In an exclusive interview with InternetNews, Anderson explained why his firm has chosen to embrace the open source OpenStack cloud platform and how it all relates to the existing business of web hosting.

Anderson said that Dreamhost was starting to get a lot of requests from customers to launch cloud services similar to Amazon. Dreamhost decided to go with OpenStack and began contributing code to the open source effort 18 months ago.

In comparison to co-location, virtual private server and shared hosting, the new DreamCompute cloud services are a bit different. Cloud offers distributed scale out storage as well as truly virtualized infrastructure.

“It’s also a big difference in the way the end user chooses to consume the services,” Anderson said. “We don’t see shared hosting or virtual private server (VPS) hosting going away, we see it continuing strong into the future.”

Shared and virtual private servers have traditionally offered standardized pricing that is not highly variable.
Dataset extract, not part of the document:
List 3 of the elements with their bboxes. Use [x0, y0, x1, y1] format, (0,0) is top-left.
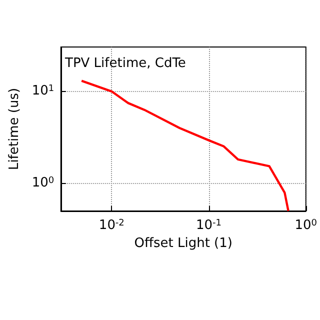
x-axis-title: Offset Light (1): [134, 236, 232, 251]
text: TPV Lifetime, CdTe: [64, 56, 186, 71]
y-axis-title: Lifetime (us): [7, 88, 22, 170]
In contrast, the cloud offers the ability to have elastic scalable buckets of compute and storage.

In the short term, Anderson doesn’t expect to migrate existing VPS and share hosting infrastructure to a cloud-based system like OpenStack. Looking out three to five years, it’s a different story. Inside of the next five years, Dreamhost could well be hosting its shared hosting customers on top of an OpenStack infrastructure. That’s another reason why Dreamhost is investing in OpenStack, so the company can be an expert on the open source cloud system.

In terms of trying to convince users that the cloud is the right choice, Anderson stressed that Dreamhost isn’t a company that tries hard to upsell customers on new services and products.

The plan is to explain the value of the cloud to the customers that have the use cases that make sense for the cloud. Those include start-ups that need to have their applications rapidly scale and grow with demand. From a pricing perspective, the goal is to have a model that doesn’t expose users to extreme variability in monthly costs.

With multiple companies now entering the market for OpenStack services, differentiation isn’t going to be easy. Anderson expects to be able to differentiate against his competition through the technology and the fact that Dreamhost includes flexible APIs that exposes the power of the platform.

It’s a model that is similar to what Dreamhost does today for shared hosting. Anderson said that Dreamhost shared hosting customers today get shell access, which isn’t common across other shared hosting providers. On the cloud side, Anderson aims to innovate on storage and networking.

“We’re doing to put the power in the hands of the web developer to very simply architect their applications, secure it all and then run it and do it in a very automated fashion,” Anderson said.

The other way Anderson is aiming to differentiate the Dreamhost cloud is by being a great resource on how the cloud can be used.

The Future of OpenStack

“OpenStack now is a reliable comprehensive cloud platform with all of the elements that you need to be able to run a private cloud or a public cloud,” Anderson said.

The challenge over the next year will be about moving enterprises from proof of concept and development and moving into production implementations. As OpenStack becomes more widely adopted, it opens up the possibility for federated clouds where workloads can be moved geographically. “To me the next year is all about adoption,” Anderson said.